Guy should be engaged here. Most of the tunes are directly biographical, written by producer Tom Hambridge based on casual conversations with Guy. But while the lyrics might occasionally be a bit solipsistic, there’s no doubt Guy is singing and playing from the heart this time out. “74 Years Young,” the obviously-autobiographical opener, and the staunchly defiant “Thank Me Someday,” the one-two punch that kicks things off, set the stage – with stellar, bone-crunching backup anchored by Hambridge’s drums. He literally tells his life story while tearing off ferocious leads with utterly dazzling dexterity.
The band varies from track to track, with Reese Wynans on keys and guitarist David Grissom fairly constant throughout.

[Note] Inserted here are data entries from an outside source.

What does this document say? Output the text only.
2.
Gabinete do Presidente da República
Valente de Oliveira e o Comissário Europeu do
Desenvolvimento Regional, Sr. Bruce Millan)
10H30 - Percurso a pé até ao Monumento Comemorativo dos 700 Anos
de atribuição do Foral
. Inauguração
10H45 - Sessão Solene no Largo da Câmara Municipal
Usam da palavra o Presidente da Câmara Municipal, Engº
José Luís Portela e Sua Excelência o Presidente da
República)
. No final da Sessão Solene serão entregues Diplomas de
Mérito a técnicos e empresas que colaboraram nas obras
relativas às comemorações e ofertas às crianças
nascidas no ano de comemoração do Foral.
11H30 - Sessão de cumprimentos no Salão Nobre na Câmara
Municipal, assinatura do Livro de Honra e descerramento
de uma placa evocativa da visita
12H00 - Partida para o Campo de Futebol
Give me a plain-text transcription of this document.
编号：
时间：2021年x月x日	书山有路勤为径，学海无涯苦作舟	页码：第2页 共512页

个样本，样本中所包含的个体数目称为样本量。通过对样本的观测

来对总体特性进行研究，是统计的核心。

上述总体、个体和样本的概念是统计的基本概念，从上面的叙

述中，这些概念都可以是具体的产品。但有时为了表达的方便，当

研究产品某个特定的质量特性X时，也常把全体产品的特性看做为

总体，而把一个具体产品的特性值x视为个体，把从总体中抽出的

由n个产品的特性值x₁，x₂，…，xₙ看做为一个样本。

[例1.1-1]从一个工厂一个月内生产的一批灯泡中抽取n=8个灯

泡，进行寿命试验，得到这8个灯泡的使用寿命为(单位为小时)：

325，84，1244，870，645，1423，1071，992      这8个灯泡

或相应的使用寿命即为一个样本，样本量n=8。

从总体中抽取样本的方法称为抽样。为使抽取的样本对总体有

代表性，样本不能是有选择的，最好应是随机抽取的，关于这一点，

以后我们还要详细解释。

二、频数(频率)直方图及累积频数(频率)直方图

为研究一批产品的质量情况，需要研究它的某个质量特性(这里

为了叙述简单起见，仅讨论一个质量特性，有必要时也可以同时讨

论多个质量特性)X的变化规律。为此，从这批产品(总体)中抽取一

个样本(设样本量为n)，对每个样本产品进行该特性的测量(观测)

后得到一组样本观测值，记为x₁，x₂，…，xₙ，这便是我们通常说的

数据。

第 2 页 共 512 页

Guest turns include B. B. King and Carlos Santana, the former trading licks and lines on the relaxed and reflective “Stay Around A Little Longer,” the latter weaving sinuous guitar lines through “Where The Blues Begin,” a stylistic contrast that brings out the best in both guitarists.
The slightly latin-leaning “Where The Blues Begin” aside, Hanbridge’s compositions stick fairly close to blues convention, providing sturdy twelve-bar bedrock that give Guy lots of room for his incendiary guitar work. Guy responds with his trademark intensity, undiminished by time or age; he’s absolutely on fire here, with no signs of mellowing or slowing down. His solos are furious, bordering on frenetic, and it’s obvious he’s still completely in command of his legendary prowess on the six-string.